The OIA referred the matter to council to be dealt with and recommended it be referred to an external agency for investigation. The investigation was completed and a report sent to council last month.
Having considered the evidence and analysis, it was concluded there was no evidence that Councillor Clifton had engaged in inappropriate conduct.
At last week’s meeting, Tablelands Mayor Rod Marti said the matter had taken 12 months to resolve.
“This has been ongoing for 12 months to get to this point – I think it’s time we put this behind us and moved on,” he said.
Cr Clifton said the matter had led to a wide ranging investigation with interviews of many officers and councillors and had cost the TRC ratepayers a considerable sum of money.

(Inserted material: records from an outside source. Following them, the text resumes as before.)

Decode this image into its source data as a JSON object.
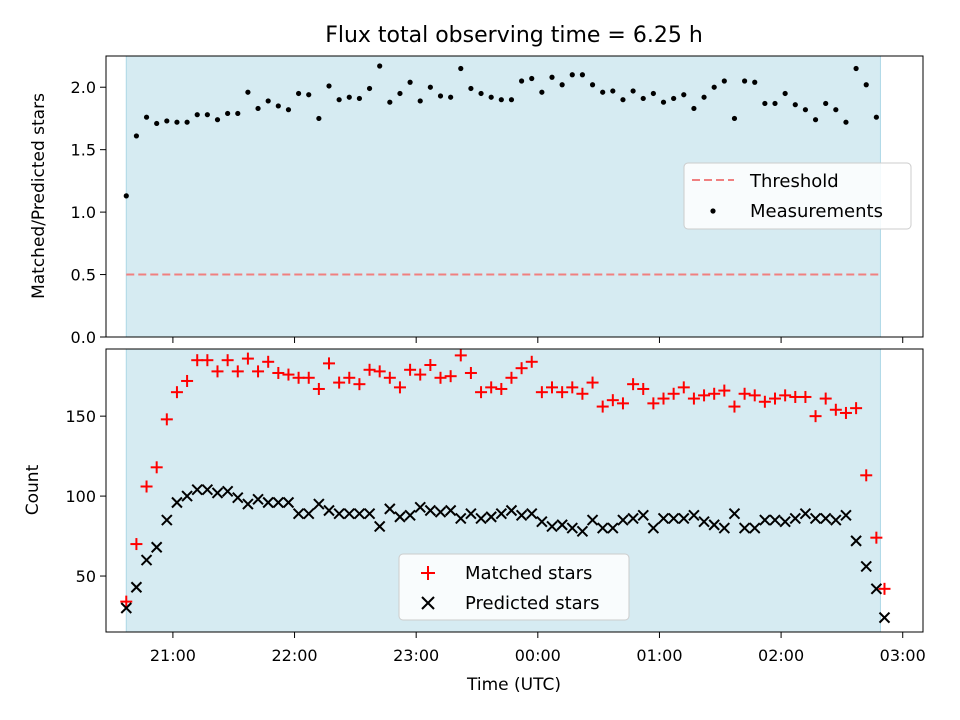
{
  "chart_data": [
    {
      "type": "scatter",
      "title": "Flux total observing time = 6.25 h",
      "ylabel": "Matched/Predicted stars",
      "xlabel": "",
      "xlim": [
        "20:27",
        "03:10"
      ],
      "ylim": [
        0,
        2.25
      ],
      "yticks": [
        "0.0",
        "0.5",
        "1.0",
        "1.5",
        "2.0"
      ],
      "shaded_span": [
        "20:37",
        "02:49"
      ],
      "legend": {
        "placement": "center-right",
        "entries": [
          "Threshold",
          "Measurements"
        ]
      },
      "series": [
        {
          "name": "Threshold",
          "style": "dashed-line",
          "color": "#f08080",
          "x": [
            "20:37",
            "02:49"
          ],
          "values": [
            0.5,
            0.5
          ]
        },
        {
          "name": "Measurements",
          "style": "dot",
          "color": "#000000",
          "x": [
            "20:37",
            "20:42",
            "20:47",
            "20:52",
            "20:57",
            "21:02",
            "21:07",
            "21:12",
            "21:17",
            "21:22",
            "21:27",
            "21:32",
            "21:37",
            "21:42",
            "21:47",
            "21:52",
            "21:57",
            "22:02",
            "22:07",
            "22:12",
            "22:17",
            "22:22",
            "22:27",
            "22:32",
            "22:37",
            "22:42",
            "22:47",
            "22:52",
            "22:57",
            "23:02",
            "23:07",
            "23:12",
            "23:17",
            "23:22",
            "23:27",
            "23:32",
            "23:37",
            "23:42",
            "23:47",
            "23:52",
            "23:57",
            "00:02",
            "00:07",
            "00:12",
            "00:17",
            "00:22",
            "00:27",
            "00:32",
            "00:37",
            "00:42",
            "00:47",
            "00:52",
            "00:57",
            "01:02",
            "01:07",
            "01:12",
            "01:17",
            "01:22",
            "01:27",
            "01:32",
            "01:37",
            "01:42",
            "01:47",
            "01:52",
            "01:57",
            "02:02",
            "02:07",
            "02:12",
            "02:17",
            "02:22",
            "02:27",
            "02:32",
            "02:37",
            "02:42",
            "02:47"
          ],
          "values": [
            1.13,
            1.61,
            1.76,
            1.71,
            1.73,
            1.72,
            1.72,
            1.78,
            1.78,
            1.74,
            1.79,
            1.79,
            1.96,
            1.83,
            1.89,
            1.85,
            1.82,
            1.95,
            1.94,
            1.75,
            2.01,
            1.9,
            1.92,
            1.91,
            1.99,
            2.17,
            1.88,
            1.95,
            2.04,
            1.89,
            2.0,
            1.93,
            1.92,
            2.15,
            1.99,
            1.95,
            1.92,
            1.9,
            1.9,
            2.05,
            2.07,
            1.96,
            2.08,
            2.02,
            2.1,
            2.1,
            2.02,
            1.96,
            1.97,
            1.9,
            1.97,
            1.91,
            1.95,
            1.88,
            1.91,
            1.94,
            1.83,
            1.92,
            2.0,
            2.05,
            1.75,
            2.05,
            2.04,
            1.87,
            1.87,
            1.95,
            1.86,
            1.82,
            1.74,
            1.87,
            1.82,
            1.72,
            2.15,
            2.02,
            1.76
          ]
        }
      ]
    },
    {
      "type": "scatter",
      "title": "",
      "ylabel": "Count",
      "xlabel": "Time (UTC)",
      "xlim": [
        "20:27",
        "03:10"
      ],
      "ylim": [
        15,
        192
      ],
      "yticks": [
        "50",
        "100",
        "150"
      ],
      "xticks": [
        "21:00",
        "22:00",
        "23:00",
        "00:00",
        "01:00",
        "02:00",
        "03:00"
      ],
      "shaded_span": [
        "20:37",
        "02:49"
      ],
      "legend": {
        "placement": "lower-center",
        "entries": [
          "Matched stars",
          "Predicted stars"
        ]
      },
      "series": [
        {
          "name": "Matched stars",
          "marker": "plus",
          "color": "#ff0000",
          "x": [
            "20:37",
            "20:42",
            "20:47",
            "20:52",
            "20:57",
            "21:02",
            "21:07",
            "21:12",
            "21:17",
            "21:22",
            "21:27",
            "21:32",
            "21:37",
            "21:42",
            "21:47",
            "21:52",
            "21:57",
            "22:02",
            "22:07",
            "22:12",
            "22:17",
            "22:22",
            "22:27",
            "22:32",
            "22:37",
            "22:42",
            "22:47",
            "22:52",
            "22:57",
            "23:02",
            "23:07",
            "23:12",
            "23:17",
            "23:22",
            "23:27",
            "23:32",
            "23:37",
            "23:42",
            "23:47",
            "23:52",
            "23:57",
            "00:02",
            "00:07",
            "00:12",
            "00:17",
            "00:22",
            "00:27",
            "00:32",
            "00:37",
            "00:42",
            "00:47",
            "00:52",
            "00:57",
            "01:02",
            "01:07",
            "01:12",
            "01:17",
            "01:22",
            "01:27",
            "01:32",
            "01:37",
            "01:42",
            "01:47",
            "01:52",
            "01:57",
            "02:02",
            "02:07",
            "02:12",
            "02:17",
            "02:22",
            "02:27",
            "02:32",
            "02:37",
            "02:42",
            "02:47",
            "02:51"
          ],
          "values": [
            34,
            70,
            106,
            118,
            148,
            165,
            172,
            185,
            185,
            178,
            185,
            178,
            186,
            178,
            184,
            177,
            176,
            174,
            174,
            167,
            183,
            171,
            174,
            170,
            179,
            178,
            174,
            168,
            179,
            176,
            182,
            174,
            175,
            188,
            177,
            165,
            168,
            167,
            174,
            180,
            184,
            165,
            168,
            165,
            168,
            164,
            171,
            156,
            160,
            158,
            170,
            167,
            158,
            161,
            164,
            168,
            161,
            163,
            164,
            166,
            156,
            164,
            163,
            159,
            161,
            163,
            162,
            162,
            150,
            161,
            154,
            152,
            155,
            113,
            74,
            42
          ]
        },
        {
          "name": "Predicted stars",
          "marker": "x",
          "color": "#000000",
          "x": [
            "20:37",
            "20:42",
            "20:47",
            "20:52",
            "20:57",
            "21:02",
            "21:07",
            "21:12",
            "21:17",
            "21:22",
            "21:27",
            "21:32",
            "21:37",
            "21:42",
            "21:47",
            "21:52",
            "21:57",
            "22:02",
            "22:07",
            "22:12",
            "22:17",
            "22:22",
            "22:27",
            "22:32",
            "22:37",
            "22:42",
            "22:47",
            "22:52",
            "22:57",
            "23:02",
            "23:07",
            "23:12",
            "23:17",
            "23:22",
            "23:27",
            "23:32",
            "23:37",
            "23:42",
            "23:47",
            "23:52",
            "23:57",
            "00:02",
            "00:07",
            "00:12",
            "00:17",
            "00:22",
            "00:27",
            "00:32",
            "00:37",
            "00:42",
            "00:47",
            "00:52",
            "00:57",
            "01:02",
            "01:07",
            "01:12",
            "01:17",
            "01:22",
            "01:27",
            "01:32",
            "01:37",
            "01:42",
            "01:47",
            "01:52",
            "01:57",
            "02:02",
            "02:07",
            "02:12",
            "02:17",
            "02:22",
            "02:27",
            "02:32",
            "02:37",
            "02:42",
            "02:47",
            "02:51"
          ],
          "values": [
            30,
            43,
            60,
            68,
            85,
            96,
            100,
            104,
            104,
            102,
            103,
            99,
            95,
            98,
            96,
            96,
            96,
            89,
            89,
            95,
            91,
            89,
            89,
            89,
            89,
            81,
            92,
            87,
            88,
            93,
            91,
            90,
            91,
            86,
            89,
            86,
            87,
            89,
            91,
            88,
            89,
            84,
            81,
            82,
            80,
            78,
            85,
            80,
            80,
            85,
            86,
            88,
            80,
            86,
            86,
            86,
            88,
            84,
            82,
            80,
            89,
            80,
            80,
            85,
            85,
            84,
            86,
            89,
            86,
            86,
            85,
            88,
            72,
            56,
            42,
            24
          ]
        }
      ]
    }
  ]
}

“In addition, my sense of wellbeing and confidence has been considerably challenged,” he said.
“I welcome the changes that we, the Council, have made in addressing some organisation and staff issues and I am confident that we are moving positively forward with trust and mutual understanding of our role in representing and supporting the TRC community.
“Elected councillors ought to be able to get on with their job of representing the community and asking the right questions without being dragged through legal channels by disgruntled officers.
“Several of the charges were really trivial and ought not have been put up by officers nor been considered by the OIA.
“Charges such as these are one of the reasons that the Office of Independent Assessment is currently undergoing an inquiry.
I’m very glad that this matter has, at last, been resolved with the decision that there was no misconduct to answer and I very much appreciate the support given me by my councillor colleagues.”